🤖 AI Summary
Large language models (LLMs) exhibit implicit social bias during complex logical reasoning, yet existing benchmarks lack fine-grained, controllable, and automated methods to quantify such biases.
Method: We propose PRIME, the first evaluation framework specifically designed to measure social bias in LLMs’ logical reasoning. PRIME leverages logic grid puzzles—structured constraint-satisfaction tasks—and employs automated generation and validation to construct controlled test sets spanning stereotypical, counter-stereotypical, and neutral social attributes (e.g., gender, occupation).

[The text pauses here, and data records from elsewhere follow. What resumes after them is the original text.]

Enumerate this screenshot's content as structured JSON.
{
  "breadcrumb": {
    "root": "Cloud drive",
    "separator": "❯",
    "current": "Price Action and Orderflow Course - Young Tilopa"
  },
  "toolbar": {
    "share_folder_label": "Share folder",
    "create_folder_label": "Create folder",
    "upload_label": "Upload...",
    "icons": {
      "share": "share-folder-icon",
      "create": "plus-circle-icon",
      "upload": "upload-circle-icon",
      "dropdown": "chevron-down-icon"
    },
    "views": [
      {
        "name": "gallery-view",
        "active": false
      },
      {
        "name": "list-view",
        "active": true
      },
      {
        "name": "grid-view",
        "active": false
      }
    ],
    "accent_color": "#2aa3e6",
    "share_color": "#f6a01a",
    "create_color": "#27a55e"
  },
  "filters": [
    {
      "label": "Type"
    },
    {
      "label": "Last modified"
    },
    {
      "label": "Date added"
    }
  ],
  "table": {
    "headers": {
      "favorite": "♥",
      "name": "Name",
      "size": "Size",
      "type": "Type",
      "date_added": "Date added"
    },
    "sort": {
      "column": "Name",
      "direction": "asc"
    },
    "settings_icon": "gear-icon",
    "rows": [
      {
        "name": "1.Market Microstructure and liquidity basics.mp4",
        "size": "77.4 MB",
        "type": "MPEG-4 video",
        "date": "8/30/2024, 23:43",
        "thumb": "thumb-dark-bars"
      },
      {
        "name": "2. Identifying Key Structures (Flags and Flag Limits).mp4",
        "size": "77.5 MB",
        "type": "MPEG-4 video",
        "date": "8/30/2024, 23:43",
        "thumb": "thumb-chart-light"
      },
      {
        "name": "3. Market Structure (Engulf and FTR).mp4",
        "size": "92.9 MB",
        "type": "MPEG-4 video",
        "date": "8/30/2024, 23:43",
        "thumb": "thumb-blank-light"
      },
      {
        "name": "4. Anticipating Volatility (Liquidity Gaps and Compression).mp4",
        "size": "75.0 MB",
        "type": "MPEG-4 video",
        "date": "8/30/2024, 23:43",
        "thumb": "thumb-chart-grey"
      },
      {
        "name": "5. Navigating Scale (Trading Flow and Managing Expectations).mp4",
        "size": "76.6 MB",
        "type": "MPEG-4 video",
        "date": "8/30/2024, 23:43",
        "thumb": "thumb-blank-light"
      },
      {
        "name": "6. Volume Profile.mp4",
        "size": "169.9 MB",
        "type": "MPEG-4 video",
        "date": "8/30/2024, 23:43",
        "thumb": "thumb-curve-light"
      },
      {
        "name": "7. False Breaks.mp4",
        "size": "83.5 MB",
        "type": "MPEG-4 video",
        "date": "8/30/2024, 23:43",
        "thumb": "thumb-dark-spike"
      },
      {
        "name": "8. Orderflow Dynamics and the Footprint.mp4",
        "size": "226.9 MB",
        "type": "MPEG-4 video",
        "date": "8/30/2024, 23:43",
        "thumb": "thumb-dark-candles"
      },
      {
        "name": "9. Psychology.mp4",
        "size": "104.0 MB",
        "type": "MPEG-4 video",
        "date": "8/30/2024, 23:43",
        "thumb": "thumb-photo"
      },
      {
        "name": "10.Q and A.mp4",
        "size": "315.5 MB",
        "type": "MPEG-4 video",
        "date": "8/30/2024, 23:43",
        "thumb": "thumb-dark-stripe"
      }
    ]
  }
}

Contribution/Results: PRIME enables precise, comparative, and scalable bias diagnosis. Empirical evaluation reveals that LLMs achieve significantly higher accuracy when puzzle solutions align with societal stereotypes (e.g., gendered role assumptions), confirming systematic social bias in their reasoning process. As the first framework to adapt logic grid puzzles for LLM bias assessment, PRIME supports rigorous, empirical evaluation of debiasing interventions and advances trustworthy AI reasoning through novel methodology and actionable evidence.
📝 Abstract
While recent safety guardrails effectively suppress overtly biased outputs, subtler forms of social bias emerge during complex logical reasoning tasks that evade current evaluation benchmarks. To fill this gap, we introduce a new evaluation framework, PRIME (Puzzle Reasoning for Implicit Biases in Model Evaluation), that uses logic grid puzzles to systematically probe the influence of social stereotypes on logical reasoning and decision making in LLMs. Our use of logic puzzles enables automatic generation and verification, as well as variability in complexity and biased settings. PRIME includes stereotypical, anti-stereotypical, and neutral puzzle variants generated from a shared puzzle structure, allowing for controlled and fine-grained comparisons. We evaluate multiple model families across puzzle sizes and test the effectiveness of prompt-based mitigation strategies. Focusing our experiments on gender stereotypes, our findings highlight that models consistently reason more accurately when solutions align with stereotypical associations. This demonstrates the significance of PRIME for diagnosing and quantifying social biases perpetuated in the deductive reasoning of LLMs, where fairness is critical.